As per this report, Facebook is trialling a product named Qwik with an unspecified number of top Facebook Pages in Thailand. Once a user taps the link, it redirects them to a new site where they can enter their credit/debit card details or provide their bank account which, with authorisation, triggers a bank transfer like an ATM.
In the age of Internet, a company of Facebook’s stature is trialling a payment method which requires a user to go to ATM for money transfer, in a fast-growing Internet market such as Thailand, is not just funny but also horrible.
What is more surprising and intriguing is the fact that social commerce payments using ATMs has existed in the world for a while now. Our Indonesian correspondent Anisa Menur confirms that Indonesian SMBs, use social sites like Facebook and Instagram to set up and run online shops, have been using this mode of payments for years. Even major e-commerce platforms such as Tokopedia and Bukalapak are using the ATM transfer payment method which requires users to ‘confirm’ their payment by filling up forms or submitting a scan of the transfer receipt.
Facebook’s rationale could be that Asia is a region where only few have Internet banking, credit/debit cards, and so its social commerce payments will have a decent number of takers. But it is still surprising as to why the company chose Thailand, which has a well-informed population familiar with using Internet banking to buy and sell items.
As a user, I would prefer a shopping portal to buy stuff and pay using my credit/debit card or Internet banking.
In Asia, Facebook has over 566 million monthly users. According to TechCrunch, the trial is an early indicator of Facebook’s intent to keep all the processes of the social commerce transaction on its platform.
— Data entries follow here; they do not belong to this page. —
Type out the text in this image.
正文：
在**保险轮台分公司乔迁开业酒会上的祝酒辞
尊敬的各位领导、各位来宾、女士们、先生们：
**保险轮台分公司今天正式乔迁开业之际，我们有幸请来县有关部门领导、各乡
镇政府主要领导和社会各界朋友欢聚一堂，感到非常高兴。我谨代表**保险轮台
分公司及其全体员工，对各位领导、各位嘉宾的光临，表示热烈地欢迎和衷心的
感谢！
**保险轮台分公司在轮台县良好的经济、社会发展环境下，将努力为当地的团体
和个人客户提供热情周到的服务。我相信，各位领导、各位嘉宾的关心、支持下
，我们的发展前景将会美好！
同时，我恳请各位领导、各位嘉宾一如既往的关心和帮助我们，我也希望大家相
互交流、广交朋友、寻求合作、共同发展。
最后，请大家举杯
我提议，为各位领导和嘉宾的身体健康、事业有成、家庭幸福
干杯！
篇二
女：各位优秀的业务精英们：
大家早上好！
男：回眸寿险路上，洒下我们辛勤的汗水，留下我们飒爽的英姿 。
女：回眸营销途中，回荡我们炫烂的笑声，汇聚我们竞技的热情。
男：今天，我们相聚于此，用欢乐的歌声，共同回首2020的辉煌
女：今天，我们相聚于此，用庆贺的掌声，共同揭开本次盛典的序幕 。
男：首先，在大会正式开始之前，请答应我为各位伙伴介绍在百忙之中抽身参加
Except, you know that the entire system is leveraging technology outside of the Internet.
The report also says that Facebook is planning to widen the trials to other countries in Southeast Asia over time, but it picked Thailand first because of the large market for social media commerce.
In our view, social commerce payments may work in developing markets in Asia or Africa where Internet banking is still an alien, but it will not work in markets with good Internet penetration, if the process requires users to ride down the crazy road traffic and find out an ATM to transfer money.